Bireysel ve dönemsel performansların öne çıktığı durumlar hariç, kalıcı başarılar yakalayamadık. Avrupa’da mücadele edip rekabete girmemize rağmen Avrupa futbolundan seviye olarak çok geride kaldık. Başarıda devamlılık olmayınca ülke futbolumuz gün geçtikçe geriye gitti ,sıradanlaştı ve izlenebilirliğini yitirdi. Günümüzde altyapılardaki yetenekli futbolcular bile daha A takıma çıkmadan Avrupa’ya gitmenin yolunu arayıp gelişim süreçlerini orada tamamlamayı istiyorlar normal olarak. Oysa bir ekol inşa etmeye kafa yorup geçici başarılar ve gündelik tartışmalarla oyalanıyor olmasaydık, bu gençler ülkemizde kendini geliştirme fırsatı bulsalardı, hem futbol kalitemiz artar hemde bu futbolcuları daha yüksek bedellerle piyasaya sunabilirdik. Böylelikle ülkemiz futbol endüstrisinden daha fazla pay alabilir genç nüfusa sahip olmanın avantajlarını değerlendirerek, Arjantin, Brezilya ve Portekiz gibi futbolcu ihraç eden ülkeler kategorisine girebilirdi.

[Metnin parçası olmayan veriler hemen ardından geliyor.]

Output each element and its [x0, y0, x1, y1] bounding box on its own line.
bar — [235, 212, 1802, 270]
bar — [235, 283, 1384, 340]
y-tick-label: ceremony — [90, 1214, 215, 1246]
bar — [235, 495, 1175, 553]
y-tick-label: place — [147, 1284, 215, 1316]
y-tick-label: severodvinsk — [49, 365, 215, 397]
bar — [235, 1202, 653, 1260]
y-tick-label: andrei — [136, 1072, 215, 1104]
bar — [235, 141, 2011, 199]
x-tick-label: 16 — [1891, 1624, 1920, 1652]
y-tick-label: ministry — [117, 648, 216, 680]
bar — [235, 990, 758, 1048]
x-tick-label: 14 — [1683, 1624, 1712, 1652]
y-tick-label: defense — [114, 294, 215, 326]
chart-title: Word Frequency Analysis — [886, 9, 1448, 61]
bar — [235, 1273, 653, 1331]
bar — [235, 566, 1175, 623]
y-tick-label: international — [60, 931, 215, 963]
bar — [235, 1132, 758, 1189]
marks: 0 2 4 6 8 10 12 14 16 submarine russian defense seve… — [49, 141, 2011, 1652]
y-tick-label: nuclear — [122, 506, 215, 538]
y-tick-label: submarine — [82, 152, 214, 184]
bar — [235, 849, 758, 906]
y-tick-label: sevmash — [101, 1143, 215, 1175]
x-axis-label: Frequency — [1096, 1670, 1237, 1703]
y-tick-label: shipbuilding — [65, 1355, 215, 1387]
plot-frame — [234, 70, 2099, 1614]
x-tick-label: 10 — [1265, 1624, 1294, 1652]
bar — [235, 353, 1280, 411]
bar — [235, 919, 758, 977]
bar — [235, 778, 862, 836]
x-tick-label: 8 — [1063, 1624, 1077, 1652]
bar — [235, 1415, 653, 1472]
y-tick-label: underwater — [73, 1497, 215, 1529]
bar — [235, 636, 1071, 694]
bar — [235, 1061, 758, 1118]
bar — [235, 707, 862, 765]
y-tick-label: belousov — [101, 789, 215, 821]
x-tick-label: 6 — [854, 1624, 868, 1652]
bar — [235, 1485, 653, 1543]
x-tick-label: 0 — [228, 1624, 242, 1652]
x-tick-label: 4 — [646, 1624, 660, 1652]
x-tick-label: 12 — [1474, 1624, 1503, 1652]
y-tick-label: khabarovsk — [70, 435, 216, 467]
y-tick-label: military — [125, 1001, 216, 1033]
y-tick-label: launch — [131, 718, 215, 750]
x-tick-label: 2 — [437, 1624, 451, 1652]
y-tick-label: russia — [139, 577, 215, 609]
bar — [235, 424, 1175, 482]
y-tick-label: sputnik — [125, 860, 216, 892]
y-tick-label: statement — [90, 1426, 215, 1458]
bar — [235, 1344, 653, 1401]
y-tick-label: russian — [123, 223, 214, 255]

Bunu bir örnekle açıklayacak olursak ; Mozambik asıllı Eusebio dönemini saymazsak, 2000’li yıllardan önce Avrupa futbolunda pekte esamesi okunmayan Portekiz, Mourinho vitriniyle bir çığır açtı arkasından Ronaldo gibi bir fenomen yetiştirdi. Mourinho ve Ronaldo imajıyla birlikte Portekiz futbolu dikkatleri üzerine çeken bir yapıya büründü. Bu sayede pek çok Portekizli teknik adam ve futbolcu yüksek bedellerle Avrupa futbolunda da yer edinmeye başladı. 2016 Avrupa Şampiyonasında da kupayı alarak başarısını taçlandırmış oldu. Tabiki bu başarının altında ciddi bir yapılanma planlama ve vizyon vardı onlar bunu ciddi bir çalışmayla başardılar.
Peki biz bunu başarabilir miyiz ?
Bugünkü futbol iklimimizden bakarsak çok zor ve ütopik görünebilir. Fakat ülkemizin potansiyeli de her zaman umut vadetmiştir. Özellikle bugün Milli takımımızın lejyoner futbolcularıyla birlikte yakaladığı ivme buna kapı aralayabilir, çünkü Milli takım ülke futbolunun itici gücü ve vitrinidir . Milli takımın başarısı futbol kulüplerimize örnek teşkil etmeye başlar ve bir model etrafında biçimlendirilebilirse bir “ Türk Futbol Ekolü “ oluşturabiliriz. Bunun yöntemi ve örnekleri mevcut. 90'lı yılların ortasında başlayarak 2000’li yılların başında son bulan çıkışımızın devamlı hale gelmemesi bizi ne kadar geriye götürdü görmüş ve tecrübe etmiş olduk. O gün kaçırdığımız tren umarım bugün de aynı hüsranla sonuçlanmaz. Bizim gibi gelişmekte olan Ülkeler için spor ve futbol önemli bir araçtır, bu kez şansımızı çok iyi kullanıp fırsatı kaçırmamalıyız.